The judge dismissed Wesley Hadsell's second-degree murder charge, as prosecutors said there wasn't enough evidence. He is still charged with first-degree murder.

FRANKLIN, Va. — One of the murder charges against a man accused of killing his stepdaughter has been dropped.

“That’s good. It’s less that we have to defend on,” explained Hadsell’s attorney James Ellenson.

Wesley Hadsell is currently on trial for the killing of AJ Hadsell in 2015. A day after his defense rested its case, a judge agreed to dismiss Hadsell's second-degree murder charge, as prosecutors said there wasn't enough evidence.

Ellenson said, “I think he’s (Hadsell) feeling very positive as I am as well.”

The second-degree murder charge carried a maximum 40-year sentence. However, the charges Hadsell still faces could get him life in prison. He is still charged with first-degree murder as well as concealment of a dead body.

Hadsell’s lawyer, Kames Ellenson, said there’s still no direct evidence his client murdered AJ.

“I don’t think the Commonwealth has proven their case beyond a reasonable doubt,” Ellenson explained.

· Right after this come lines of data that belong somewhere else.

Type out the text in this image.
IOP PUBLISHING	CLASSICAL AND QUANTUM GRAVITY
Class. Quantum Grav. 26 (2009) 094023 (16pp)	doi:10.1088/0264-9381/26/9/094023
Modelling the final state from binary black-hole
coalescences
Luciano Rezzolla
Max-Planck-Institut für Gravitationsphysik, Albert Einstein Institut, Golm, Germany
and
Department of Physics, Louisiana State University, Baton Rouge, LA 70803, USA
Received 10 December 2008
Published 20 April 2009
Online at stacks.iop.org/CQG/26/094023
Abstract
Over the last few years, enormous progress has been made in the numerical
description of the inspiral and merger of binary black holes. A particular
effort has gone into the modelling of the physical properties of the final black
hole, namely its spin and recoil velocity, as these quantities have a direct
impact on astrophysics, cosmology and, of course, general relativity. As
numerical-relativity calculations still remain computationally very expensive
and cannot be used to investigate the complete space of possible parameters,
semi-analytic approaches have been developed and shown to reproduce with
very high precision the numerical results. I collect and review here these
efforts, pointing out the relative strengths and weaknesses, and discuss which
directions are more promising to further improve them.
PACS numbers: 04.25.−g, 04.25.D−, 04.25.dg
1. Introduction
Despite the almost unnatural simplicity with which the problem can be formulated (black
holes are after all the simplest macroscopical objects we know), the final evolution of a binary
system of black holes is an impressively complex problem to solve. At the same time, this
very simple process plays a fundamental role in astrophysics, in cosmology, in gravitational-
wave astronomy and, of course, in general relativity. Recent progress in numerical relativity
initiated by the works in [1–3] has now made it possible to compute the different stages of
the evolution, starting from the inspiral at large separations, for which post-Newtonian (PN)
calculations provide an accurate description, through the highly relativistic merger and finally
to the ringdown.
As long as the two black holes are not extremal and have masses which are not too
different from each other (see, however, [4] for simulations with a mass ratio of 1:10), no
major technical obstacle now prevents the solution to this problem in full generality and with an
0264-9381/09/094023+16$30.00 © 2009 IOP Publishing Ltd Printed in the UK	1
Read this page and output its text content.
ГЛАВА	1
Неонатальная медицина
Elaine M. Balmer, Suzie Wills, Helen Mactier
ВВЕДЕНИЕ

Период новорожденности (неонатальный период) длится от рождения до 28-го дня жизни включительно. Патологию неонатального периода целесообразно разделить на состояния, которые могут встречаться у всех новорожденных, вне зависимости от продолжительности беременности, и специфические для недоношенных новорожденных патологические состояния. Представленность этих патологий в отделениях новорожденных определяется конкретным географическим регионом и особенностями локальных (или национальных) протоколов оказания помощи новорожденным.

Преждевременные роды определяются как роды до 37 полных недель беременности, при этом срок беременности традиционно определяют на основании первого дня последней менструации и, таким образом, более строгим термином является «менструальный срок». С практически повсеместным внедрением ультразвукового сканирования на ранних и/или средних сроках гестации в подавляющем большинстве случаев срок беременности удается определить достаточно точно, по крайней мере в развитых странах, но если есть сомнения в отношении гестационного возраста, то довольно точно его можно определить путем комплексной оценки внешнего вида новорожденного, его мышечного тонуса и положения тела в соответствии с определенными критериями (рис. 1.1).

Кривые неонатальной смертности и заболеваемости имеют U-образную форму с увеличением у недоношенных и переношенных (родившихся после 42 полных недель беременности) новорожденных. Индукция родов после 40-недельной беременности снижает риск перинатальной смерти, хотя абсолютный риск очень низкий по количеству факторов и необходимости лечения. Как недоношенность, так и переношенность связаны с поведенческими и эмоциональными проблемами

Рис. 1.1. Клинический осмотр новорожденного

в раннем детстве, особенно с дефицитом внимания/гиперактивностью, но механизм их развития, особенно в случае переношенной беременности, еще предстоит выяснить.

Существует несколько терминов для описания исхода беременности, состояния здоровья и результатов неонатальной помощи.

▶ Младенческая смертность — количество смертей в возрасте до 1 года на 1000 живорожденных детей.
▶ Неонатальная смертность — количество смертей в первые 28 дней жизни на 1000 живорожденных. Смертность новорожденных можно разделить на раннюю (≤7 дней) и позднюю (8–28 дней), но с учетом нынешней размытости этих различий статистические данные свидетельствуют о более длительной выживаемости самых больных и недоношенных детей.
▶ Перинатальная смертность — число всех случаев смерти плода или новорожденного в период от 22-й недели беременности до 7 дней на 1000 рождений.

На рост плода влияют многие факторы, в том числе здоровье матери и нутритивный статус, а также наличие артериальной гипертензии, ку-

According to Virginia law, first-degree murder is defined as "willful, deliberate and premeditated killing," or killing a person while in the process of committing another serious crime, while second-degree murder encompasses all less-planned kinds of murder; that charge can cover heat-of-the-moment slayings or death caused by disregard for human life

The defense and prosecution have rested their cases and on Friday, jurors heard from rebuttal witnesses.

Afterward, the judge told jurors to go home for the day. The defense and prosecution are staying to try and agree on jury instructions.

The judge expects jurors to start deliberating on Monday after closing arguments and jury instructions.